Seeing Motion from Sound with Event Cameras

December 2025 Event Cameras

Sound causes objects to vibrate, and while these vibrations are typically invisible to the naked eye, they can be observed visually under appropriate sensing conditions. Prior work has shown that the motion of an object’s surface is closely related to the underlying sound pressure, making it possible to infer audio from visual measurements alone [1]. This idea has enabled non-contact sound recovery in applications such as visual microphones, optical vibration sensing, surveillance, and the analysis of material and structural properties, especially in settings where placing microphones is difficult or undesirable [2], [3] .

Event cameras operate differently from conventional cameras. Instead of recording images at fixed frame rates, each pixel independently reports changes in brightness as they occur. This asynchronous sensing makes event cameras extremely sensitive to fast and subtle motion, while producing very little data when the scene is static.

As a result, event cameras can reveal physical phenomena—such as micro-scale vibrations—that are invisible to standard video and even to the human eye. In this post, I describe a simple observation: although the object appears stationary to the naked eye, sound-induced vibrations produce apparent motion that becomes visible in the event stream.

Experiment Setup

The object is illuminated by a single fixed light source. The camera observes the object, while sound is played by a speaker outside the camera's field of view. The object appears visually static. Measures were taken to minimize sound propagation through the table, including the use of acoustic isolation foam. Below is the event stream visualization of a chips packet with sound playing.

Observation

When sound is playing, the event stream exhibits clear, structured activity that is absent when no sound is present. This activity is caused by sound-induced micro-vibrations of the object, which introduce subtle temporal changes in brightness that trigger events.

When no sound is playing, the event stream is sparse and dominated by background noise. The contrast between these two conditions is immediately visible in the raw event data.

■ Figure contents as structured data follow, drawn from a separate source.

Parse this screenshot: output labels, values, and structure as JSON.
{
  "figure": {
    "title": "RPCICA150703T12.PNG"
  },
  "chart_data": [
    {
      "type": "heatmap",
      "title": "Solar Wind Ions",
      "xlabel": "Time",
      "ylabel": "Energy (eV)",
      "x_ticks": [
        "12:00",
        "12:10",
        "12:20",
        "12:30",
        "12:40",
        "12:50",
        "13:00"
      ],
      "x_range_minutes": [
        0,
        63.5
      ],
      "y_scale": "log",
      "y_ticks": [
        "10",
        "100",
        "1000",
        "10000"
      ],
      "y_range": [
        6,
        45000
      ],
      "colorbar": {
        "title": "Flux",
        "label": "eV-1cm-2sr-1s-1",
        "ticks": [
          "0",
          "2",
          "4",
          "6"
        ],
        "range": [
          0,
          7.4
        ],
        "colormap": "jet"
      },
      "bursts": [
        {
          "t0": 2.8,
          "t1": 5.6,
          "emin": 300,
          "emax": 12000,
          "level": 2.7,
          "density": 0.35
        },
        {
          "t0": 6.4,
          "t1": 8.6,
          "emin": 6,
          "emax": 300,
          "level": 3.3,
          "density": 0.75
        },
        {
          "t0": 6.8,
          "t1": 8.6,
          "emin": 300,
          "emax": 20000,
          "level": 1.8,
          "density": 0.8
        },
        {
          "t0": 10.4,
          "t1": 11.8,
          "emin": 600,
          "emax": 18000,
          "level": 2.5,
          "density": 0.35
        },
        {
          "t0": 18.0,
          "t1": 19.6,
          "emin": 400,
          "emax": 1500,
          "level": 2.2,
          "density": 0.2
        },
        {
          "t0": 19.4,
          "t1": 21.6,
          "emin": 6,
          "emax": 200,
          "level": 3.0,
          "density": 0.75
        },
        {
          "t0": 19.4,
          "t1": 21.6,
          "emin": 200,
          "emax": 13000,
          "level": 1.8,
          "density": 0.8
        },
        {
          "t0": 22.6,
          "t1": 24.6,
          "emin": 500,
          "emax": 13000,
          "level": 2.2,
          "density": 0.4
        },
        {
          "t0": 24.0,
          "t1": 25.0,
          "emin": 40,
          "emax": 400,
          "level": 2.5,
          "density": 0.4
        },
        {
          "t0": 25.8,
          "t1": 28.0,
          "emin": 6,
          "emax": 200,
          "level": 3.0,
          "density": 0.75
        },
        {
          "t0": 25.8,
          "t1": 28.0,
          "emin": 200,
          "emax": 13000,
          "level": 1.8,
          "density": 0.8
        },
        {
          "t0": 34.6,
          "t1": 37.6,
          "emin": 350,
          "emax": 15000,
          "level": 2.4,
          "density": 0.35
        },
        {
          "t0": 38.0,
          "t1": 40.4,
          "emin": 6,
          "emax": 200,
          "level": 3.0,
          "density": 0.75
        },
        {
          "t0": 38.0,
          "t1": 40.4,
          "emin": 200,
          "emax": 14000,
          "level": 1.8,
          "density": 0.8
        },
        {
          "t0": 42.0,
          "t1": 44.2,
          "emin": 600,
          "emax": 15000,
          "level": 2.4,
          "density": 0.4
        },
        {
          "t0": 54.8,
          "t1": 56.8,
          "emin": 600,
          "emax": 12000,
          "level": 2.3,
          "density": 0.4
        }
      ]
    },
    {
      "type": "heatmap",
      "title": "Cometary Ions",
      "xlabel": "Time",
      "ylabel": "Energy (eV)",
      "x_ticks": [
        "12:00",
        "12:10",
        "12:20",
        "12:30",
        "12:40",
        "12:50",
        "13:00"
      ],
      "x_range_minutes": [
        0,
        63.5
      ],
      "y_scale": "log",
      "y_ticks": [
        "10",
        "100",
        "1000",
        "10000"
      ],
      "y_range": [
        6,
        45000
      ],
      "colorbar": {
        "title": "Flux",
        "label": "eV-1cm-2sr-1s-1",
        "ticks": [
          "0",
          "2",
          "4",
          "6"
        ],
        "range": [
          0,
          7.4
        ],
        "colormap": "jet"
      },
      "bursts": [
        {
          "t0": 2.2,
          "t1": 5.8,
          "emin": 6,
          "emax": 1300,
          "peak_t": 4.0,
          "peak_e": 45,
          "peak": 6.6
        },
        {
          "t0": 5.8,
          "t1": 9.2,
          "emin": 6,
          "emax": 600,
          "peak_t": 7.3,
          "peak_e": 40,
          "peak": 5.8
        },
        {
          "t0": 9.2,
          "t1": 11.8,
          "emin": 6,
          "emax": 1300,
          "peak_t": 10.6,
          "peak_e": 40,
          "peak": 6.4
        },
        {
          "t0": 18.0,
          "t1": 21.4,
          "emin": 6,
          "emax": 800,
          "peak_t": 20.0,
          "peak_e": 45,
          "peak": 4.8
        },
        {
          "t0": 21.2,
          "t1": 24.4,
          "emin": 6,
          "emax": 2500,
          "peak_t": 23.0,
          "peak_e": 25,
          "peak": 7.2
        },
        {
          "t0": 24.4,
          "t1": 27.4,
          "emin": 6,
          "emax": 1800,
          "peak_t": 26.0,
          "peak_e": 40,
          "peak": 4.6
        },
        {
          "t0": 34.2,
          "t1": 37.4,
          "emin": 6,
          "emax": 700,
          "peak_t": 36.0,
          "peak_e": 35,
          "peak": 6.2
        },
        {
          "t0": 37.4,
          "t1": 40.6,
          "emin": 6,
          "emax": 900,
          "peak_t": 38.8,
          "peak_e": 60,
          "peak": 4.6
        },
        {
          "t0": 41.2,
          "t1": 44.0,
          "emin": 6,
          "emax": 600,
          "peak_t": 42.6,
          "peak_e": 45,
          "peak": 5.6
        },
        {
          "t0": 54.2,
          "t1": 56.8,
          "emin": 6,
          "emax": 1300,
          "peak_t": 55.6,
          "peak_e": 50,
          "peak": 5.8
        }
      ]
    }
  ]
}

Raw event stream with sound

Raw event stream with sound

Raw event stream without sound

Raw event stream without sound

Key takeaway:
Since event cameras can capture tiny, rapid brightness changes, sound becomes visible in the form of motion as it physically vibrates objects.

Next Steps

Ongoing work focuses on investigating methods for extracting sound-related information present in these event streams.

Acknowledgments

Thank you to Prof. Robert Pless for his guidance and for providing this opportunity and access to the event camera used in these experiments. I also thank Alper Cetinkaya for the helpful discussions during this work.

References

  1. Abe Davis, Michael Rubinstein, Neal Wadhwa, Gautham J. Mysore, Fredo Durand, and William T. Freeman. The Visual Microphone: Passive Recovery of Sound from Video. ACM Transactions on Graphics (SIGGRAPH), 2014.
  2. Justin G. Chen, Neal Wadhwa, Young-Jin Cha, Fredo Durand, William T. Freeman, and Oral Buyukozturk. Structural Modal Identification Through High-Speed Camera Video: Motion Magnification. Topics in Modal Analysis I, Springer, 2014.
  3. Mark Sheinin, Dorian Chan, Matthew O’Toole, and Srinivasa G. Narasimhan. Dual-Shutter Optical Vibration Sensing. IEEE/CVF Conference on Computer Vision and Pattern Recognition (CVPR), 2022.